Usage#

This page summarises the public Python API and the command-line interface. For a full walk-through, see Getting started.

Python API#

Core imports:

from spectoprep import (
    PipelineOptimizer,
    OptimizedRidgeCV,
    SpectroPrepPlotter,
    configure_logging,
    get_logger,
)

PipelineOptimizer#

PipelineOptimizer is the main entry point.

  1. Supply training spectra X_train (n_samples × n_wavelengths) and targets y_train.

  2. Optionally pass groups so replicates from the same sample stay in the same CV fold.

  3. Choose preprocessing candidates and a CV strategy.

  4. Call bayesian_optimize().

  5. Inspect results with summarize_optimization() or get_best_pipeline_predictions().

optimizer = PipelineOptimizer(
    X_train=X_train,
    y_train=y_train,
    groups=groups,
    preprocessing_steps=["msc", "savgol", "detrend", "snv", "scaler"],
    cv_method="group_kfold",   # or group_shuffle_split / leave_p_group_out
    n_splits=5,
    max_pipeline_length=2,
    allowed_preprocess_combinations=[1, 2],
    log_level="INFO",
)

best_params, best_pipeline = optimizer.bayesian_optimize(
    init_points=25,
    n_iter=200,
    acquisition_function="ei",
)

summary = optimizer.summarize_optimization()
preds, rmse, r2 = optimizer.get_best_pipeline_predictions(best_pipeline)

Important design notes#

  • The final estimator is always OptimizedRidgeCV. The ridge penalty is selected inside each objective evaluation; there is no ridge_alpha hyperparameter in the Bayesian search space.

  • The Bayesian objective scores training-fold CV only. Held-out X_test / y_test are used for reporting after optimization, not for selecting the pipeline (avoids test leakage).

  • Incompatible transforms (for example multiple scatter corrections) are filtered via configuration in spectoprep.pipeline.config.

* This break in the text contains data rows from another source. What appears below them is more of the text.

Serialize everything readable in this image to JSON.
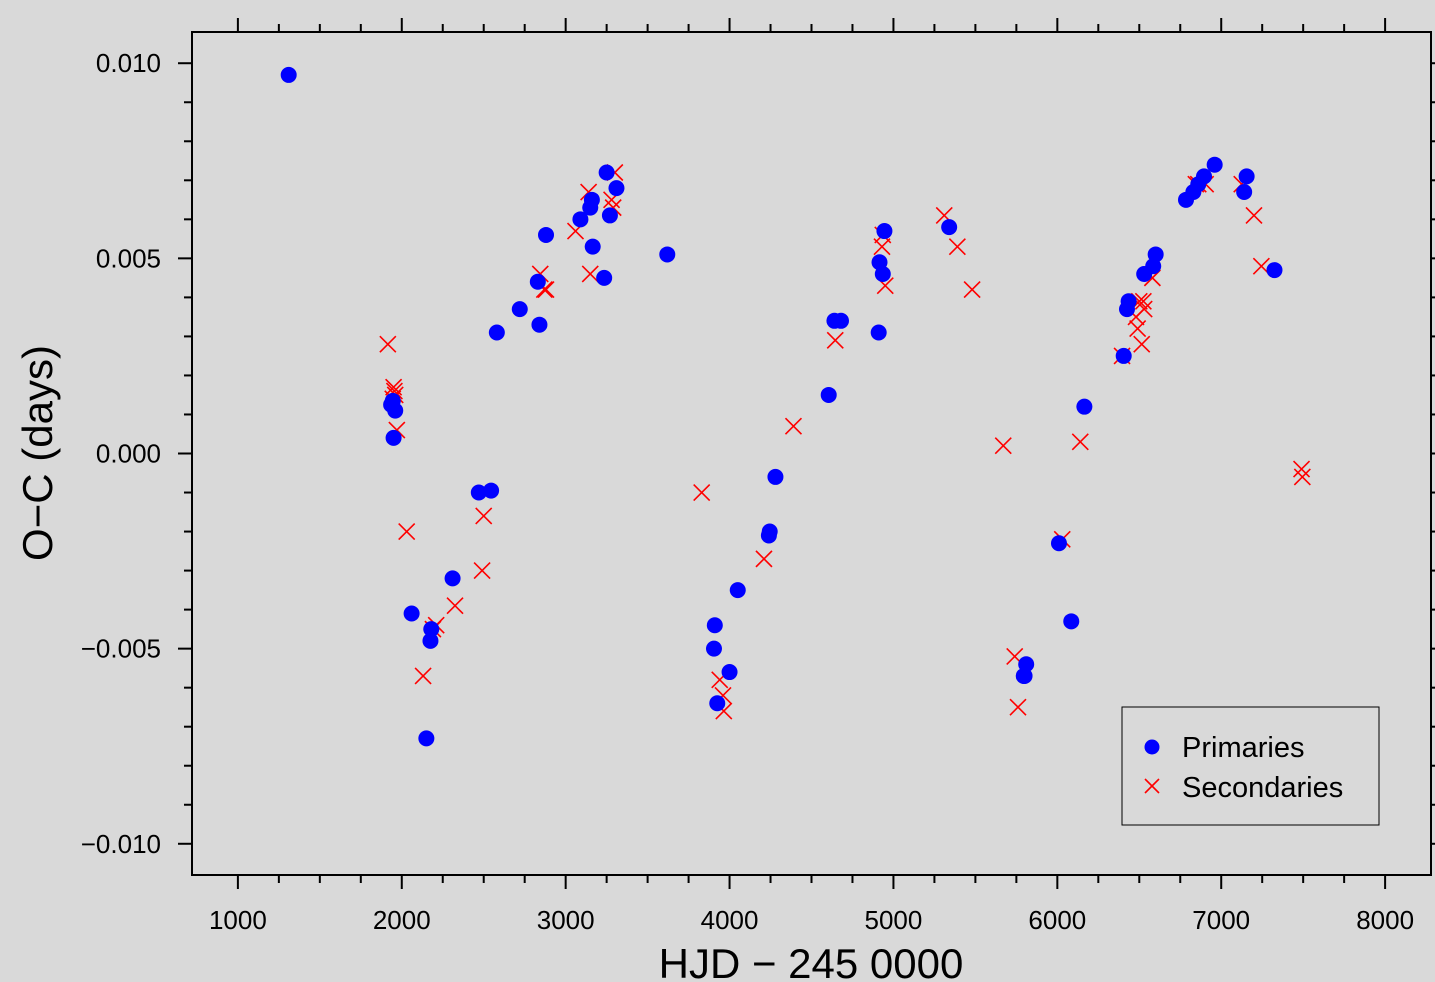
{
  "chart_data": {
    "type": "scatter",
    "xlabel": "HJD − 245 0000",
    "ylabel": "O−C (days)",
    "xlim": [
      720,
      8280
    ],
    "ylim": [
      -0.0108,
      0.0108
    ],
    "x_ticks": [
      1000,
      2000,
      3000,
      4000,
      5000,
      6000,
      7000,
      8000
    ],
    "x_tick_labels": [
      "1000",
      "2000",
      "3000",
      "4000",
      "5000",
      "6000",
      "7000",
      "8000"
    ],
    "y_ticks": [
      0.01,
      0.005,
      0.0,
      -0.005,
      -0.01
    ],
    "y_tick_labels": [
      "0.010",
      "0.005",
      "0.000",
      "−0.005",
      "−0.010"
    ],
    "grid": false,
    "legend_position": "bottom-right",
    "colors": {
      "primaries": "#0000ff",
      "secondaries": "#ff0000",
      "background": "#d9d9d9"
    },
    "series": [
      {
        "name": "Primaries",
        "marker": "circle",
        "points": [
          [
            1310,
            0.0097
          ],
          [
            1935,
            0.00125
          ],
          [
            1945,
            0.00135
          ],
          [
            1950,
            0.0004
          ],
          [
            1960,
            0.0011
          ],
          [
            2060,
            -0.0041
          ],
          [
            2150,
            -0.0073
          ],
          [
            2175,
            -0.0048
          ],
          [
            2180,
            -0.0045
          ],
          [
            2310,
            -0.0032
          ],
          [
            2470,
            -0.001
          ],
          [
            2545,
            -0.00095
          ],
          [
            2580,
            0.0031
          ],
          [
            2720,
            0.0037
          ],
          [
            2830,
            0.0044
          ],
          [
            2840,
            0.0033
          ],
          [
            2880,
            0.0056
          ],
          [
            3090,
            0.006
          ],
          [
            3150,
            0.0063
          ],
          [
            3160,
            0.0065
          ],
          [
            3165,
            0.0053
          ],
          [
            3235,
            0.0045
          ],
          [
            3250,
            0.0072
          ],
          [
            3270,
            0.0061
          ],
          [
            3310,
            0.0068
          ],
          [
            3620,
            0.0051
          ],
          [
            3905,
            -0.005
          ],
          [
            3910,
            -0.0044
          ],
          [
            3925,
            -0.0064
          ],
          [
            4000,
            -0.0056
          ],
          [
            4050,
            -0.0035
          ],
          [
            4240,
            -0.0021
          ],
          [
            4245,
            -0.002
          ],
          [
            4280,
            -0.0006
          ],
          [
            4605,
            0.0015
          ],
          [
            4640,
            0.0034
          ],
          [
            4680,
            0.0034
          ],
          [
            4910,
            0.0031
          ],
          [
            4915,
            0.0049
          ],
          [
            4935,
            0.0046
          ],
          [
            4945,
            0.0057
          ],
          [
            5340,
            0.0058
          ],
          [
            5795,
            -0.0057
          ],
          [
            5800,
            -0.0057
          ],
          [
            5810,
            -0.0054
          ],
          [
            6010,
            -0.0023
          ],
          [
            6085,
            -0.0043
          ],
          [
            6165,
            0.0012
          ],
          [
            6405,
            0.0025
          ],
          [
            6425,
            0.0037
          ],
          [
            6435,
            0.0039
          ],
          [
            6530,
            0.0046
          ],
          [
            6585,
            0.0048
          ],
          [
            6600,
            0.0051
          ],
          [
            6785,
            0.0065
          ],
          [
            6830,
            0.0067
          ],
          [
            6860,
            0.0069
          ],
          [
            6895,
            0.0071
          ],
          [
            6960,
            0.0074
          ],
          [
            7140,
            0.0067
          ],
          [
            7155,
            0.0071
          ],
          [
            7325,
            0.0047
          ]
        ]
      },
      {
        "name": "Secondaries",
        "marker": "cross",
        "points": [
          [
            1915,
            0.0028
          ],
          [
            1945,
            0.0014
          ],
          [
            1950,
            0.0017
          ],
          [
            1955,
            0.0016
          ],
          [
            1960,
            0.0015
          ],
          [
            1970,
            0.0006
          ],
          [
            2030,
            -0.002
          ],
          [
            2130,
            -0.0057
          ],
          [
            2190,
            -0.0045
          ],
          [
            2210,
            -0.0044
          ],
          [
            2325,
            -0.0039
          ],
          [
            2490,
            -0.003
          ],
          [
            2500,
            -0.0016
          ],
          [
            2845,
            0.0046
          ],
          [
            2870,
            0.0042
          ],
          [
            2880,
            0.0042
          ],
          [
            3060,
            0.0057
          ],
          [
            3140,
            0.0067
          ],
          [
            3150,
            0.0046
          ],
          [
            3280,
            0.0065
          ],
          [
            3290,
            0.0063
          ],
          [
            3300,
            0.0072
          ],
          [
            3830,
            -0.001
          ],
          [
            3940,
            -0.0058
          ],
          [
            3960,
            -0.0062
          ],
          [
            3965,
            -0.0066
          ],
          [
            4210,
            -0.0027
          ],
          [
            4390,
            0.0007
          ],
          [
            4645,
            0.0029
          ],
          [
            4930,
            0.0053
          ],
          [
            4935,
            0.0056
          ],
          [
            4950,
            0.0043
          ],
          [
            5310,
            0.0061
          ],
          [
            5390,
            0.0053
          ],
          [
            5480,
            0.0042
          ],
          [
            5670,
            0.0002
          ],
          [
            5740,
            -0.0052
          ],
          [
            5760,
            -0.0065
          ],
          [
            6030,
            -0.0022
          ],
          [
            6140,
            0.0003
          ],
          [
            6395,
            0.0025
          ],
          [
            6480,
            0.0035
          ],
          [
            6490,
            0.0032
          ],
          [
            6500,
            0.0039
          ],
          [
            6515,
            0.0028
          ],
          [
            6525,
            0.0039
          ],
          [
            6530,
            0.0037
          ],
          [
            6580,
            0.0045
          ],
          [
            6845,
            0.0069
          ],
          [
            6860,
            0.0069
          ],
          [
            6905,
            0.0069
          ],
          [
            7125,
            0.0069
          ],
          [
            7200,
            0.0061
          ],
          [
            7245,
            0.0048
          ],
          [
            7490,
            -0.0004
          ],
          [
            7495,
            -0.0006
          ]
        ]
      }
    ]
  }
}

Cross-validation strategies#

cv_method

Behaviour

group_kfold

Deterministic GroupKFold

group_shuffle_split

Random GroupShuffleSplit

leave_p_group_out

LeavePGroupsOut

If groups is omitted, each sample becomes its own group.

Preprocessing catalogue#

Call the CLI or inspect spectoprep.pipeline.config.AVAILABLE_STEPS. Common keys include msc, emsc, snv, savgol, detrend, als, scaler, robust_scaler, meancn, pca, and select_k_best.

Logging#

SpectoPrep uses structlog. Library imports do not configure logging; the optimizer and CLI call configure_logging() at entry:

from spectoprep import configure_logging, get_logger

configure_logging(level="DEBUG", json_logs=False)
log = get_logger("my_app")
log.info("run_started", n_samples=X_train.shape[0])

Command-line interface#

After installation the spectoprep console script is available:

$ spectoprep version
$ spectoprep info
$ spectoprep --log-level DEBUG --json-logs info

Command

Description

version

Print the installed package version

info

List registered preprocessing transforms

Visualization#

SpectroPrepPlotter is the supported way to inspect runs. Typical post-optimisation workflow:

SpectroPrepPlotter.set_style()
SpectroPrepPlotter.plot_spectra(wavelengths, X_train[:20])
SpectroPrepPlotter.plot_preprocessing_comparison(
    wavelengths, X_train, {"prep": X_prep}, sample_indices=[0, 1]
)
SpectroPrepPlotter.plot_prediction_scatter(y_true, y_pred)
SpectroPrepPlotter.plot_optimization_progress(optimizer)
SpectroPrepPlotter.plot_optimization_results(optimizer, top_n=5)

Every method accepts an optional save_path to write a PNG. Full signatures are in Visualization. A self-contained demo is examples/plotting_demo.py.